Purchase of available-for-sale financial assets: (AFS) is an accounting term used to classify financial assets. AFS financial assets are initially recognized at fair value and also subsequently carried at fair value. The unrealized changes in the fair value of monetary and non-monetary securities classified as available-for-sale financial assets are recognized in equity.
Definition: is a non-derivative asset classification that does not fit into a variety of other classifications. This type of investment is carried on an entity's books at fair. value. If there is a change in fair value from period to period, the gain or loss is recorded in equity, and a financial asset at fair value through profit or loss.
Calculate the percentage: 42-189/189*100= -78%
Purchase of available-for-sale financial assets has decrease, its good, because the fair value of the investments decreases, and the carrying amount of the investments is decreased, so the changes in fair value of AFS investments (equity) is debited.
Loans to related parties: A loan may be written or oral agreement for a temporary transfer of a property (usually cash) from its owner (the lender) to a borrower who promises to return it according to the terms of the agreement, usually with interest for its use.
Definition: An arrangement in which a lender gives money or property to a borrower, and the borrower agrees to return the property or repay the money, usually along with interest, at some future point(s) in time. Usually, there is a predetermined time for repaying a loan, and generally the lender has to bear the risk that the borrower may not repay a loan.

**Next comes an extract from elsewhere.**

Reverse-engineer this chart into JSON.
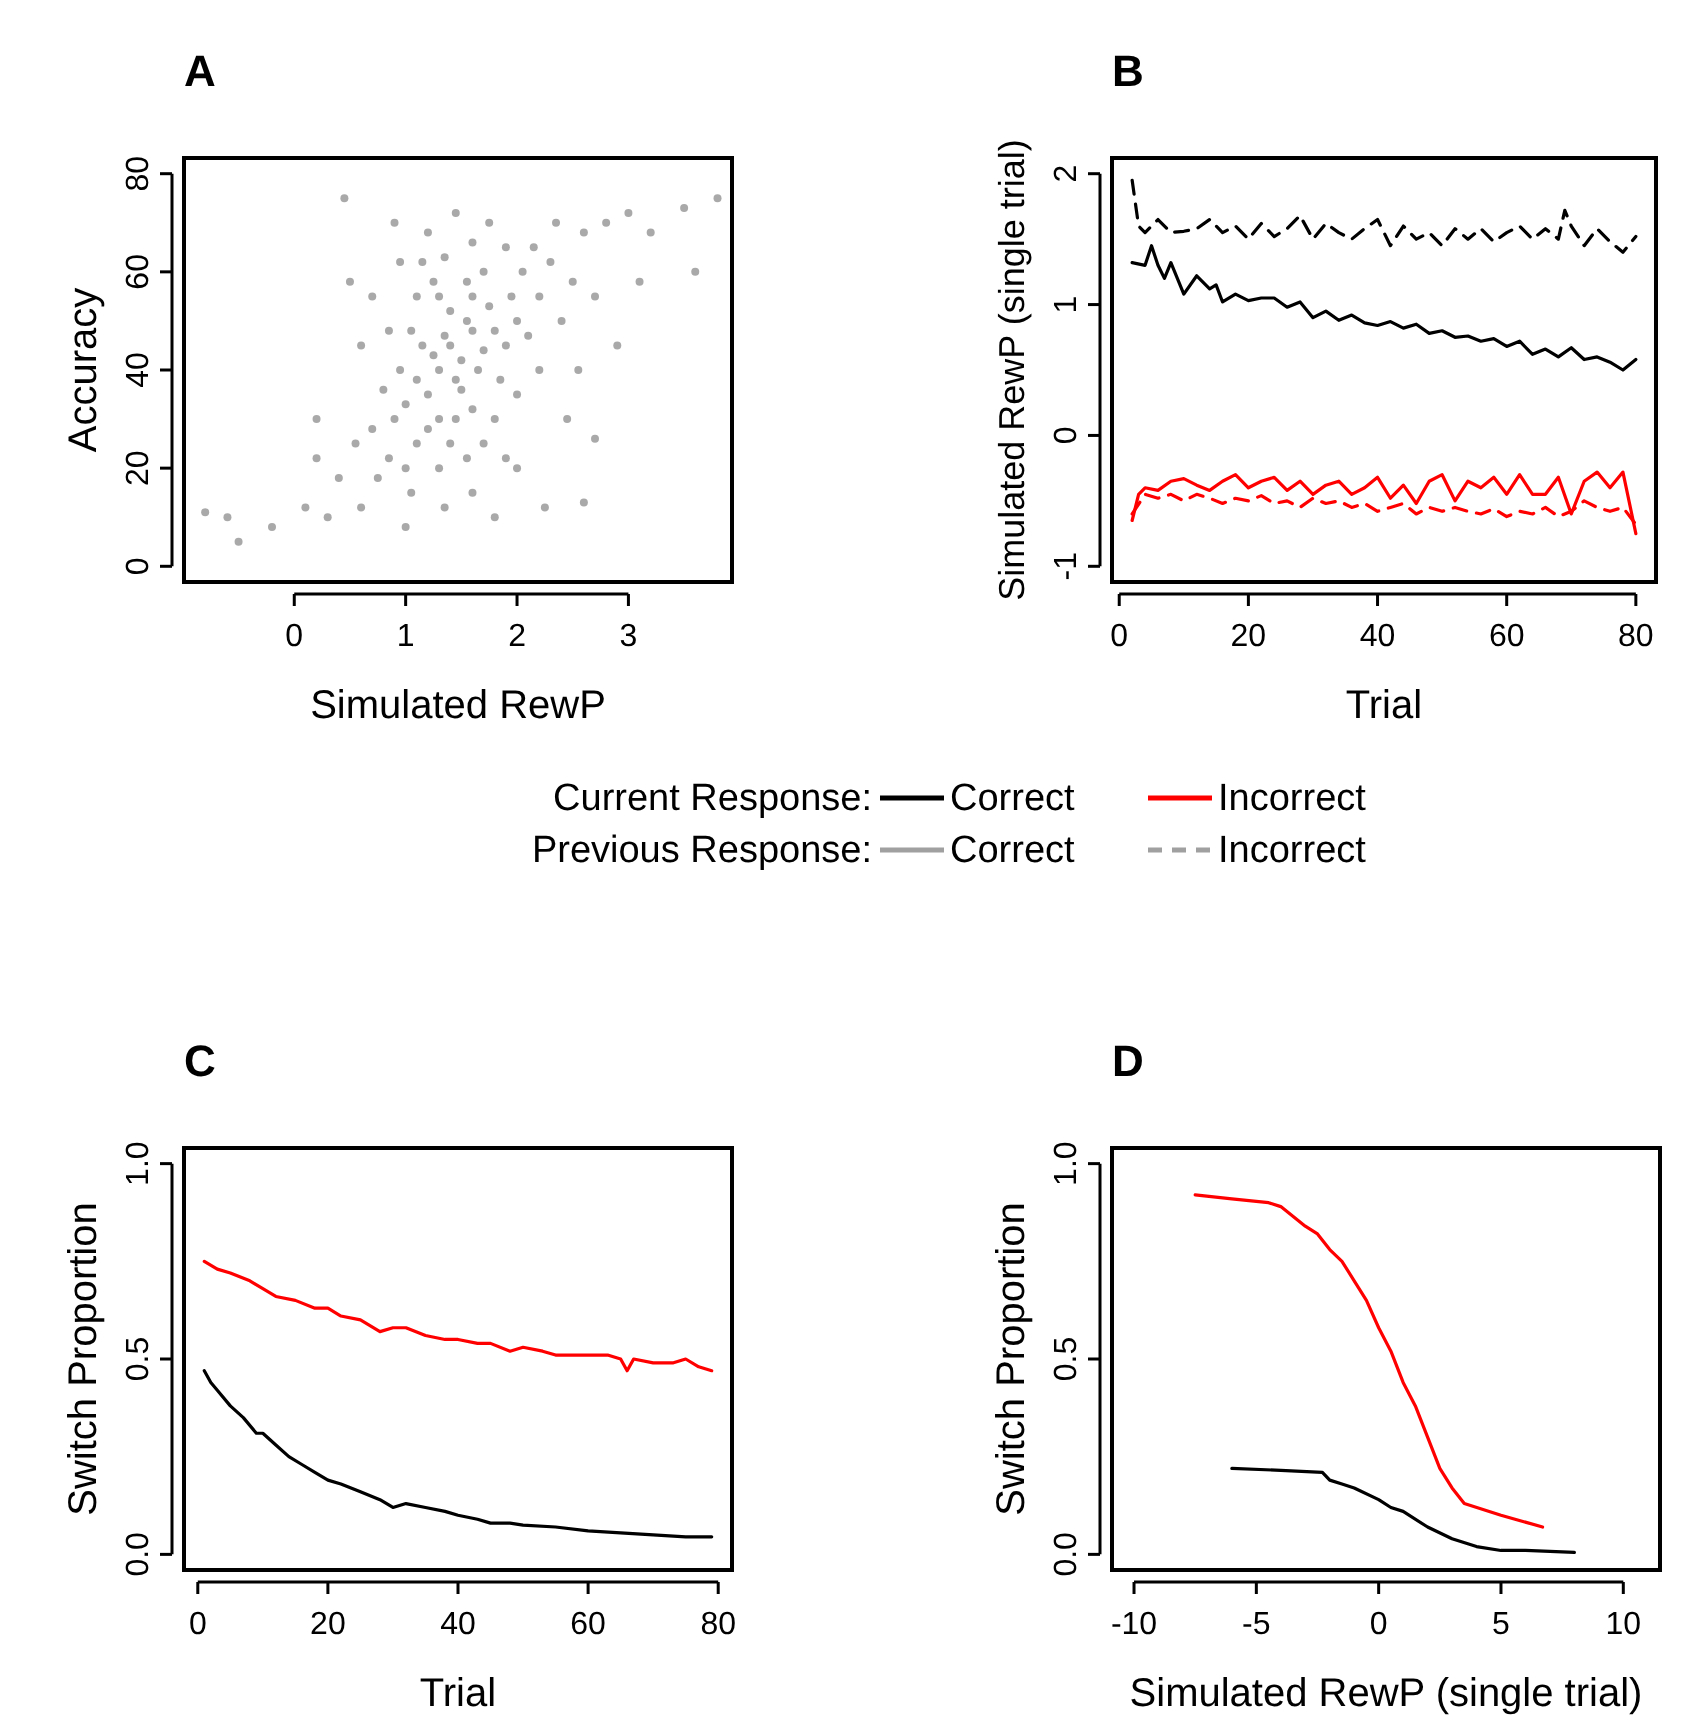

Calculate the percentage: 453-83/83*100=446%
The loans to related parties has increased, its good, because it increase their profit over time, and loans are a good way of quickly increasing capital in order to raise a business’ supply capabilities or range.
Proceeds from term deposits over three months: A three month term deposit is a good option for investment. It is a safe and secure place to store that money until you know exactly what you want to do with your new funds. Sit back and research your investment options for three months while earning interest.
Definition: A three month term deposit locks away your money for 90 days and earns you a nice bonus at the end through interest.
Calculate the percentage: 0-25/25*100= -100%
The proceeds from term deposits over three months has decrease, its bad, because it doesn't earning any interest.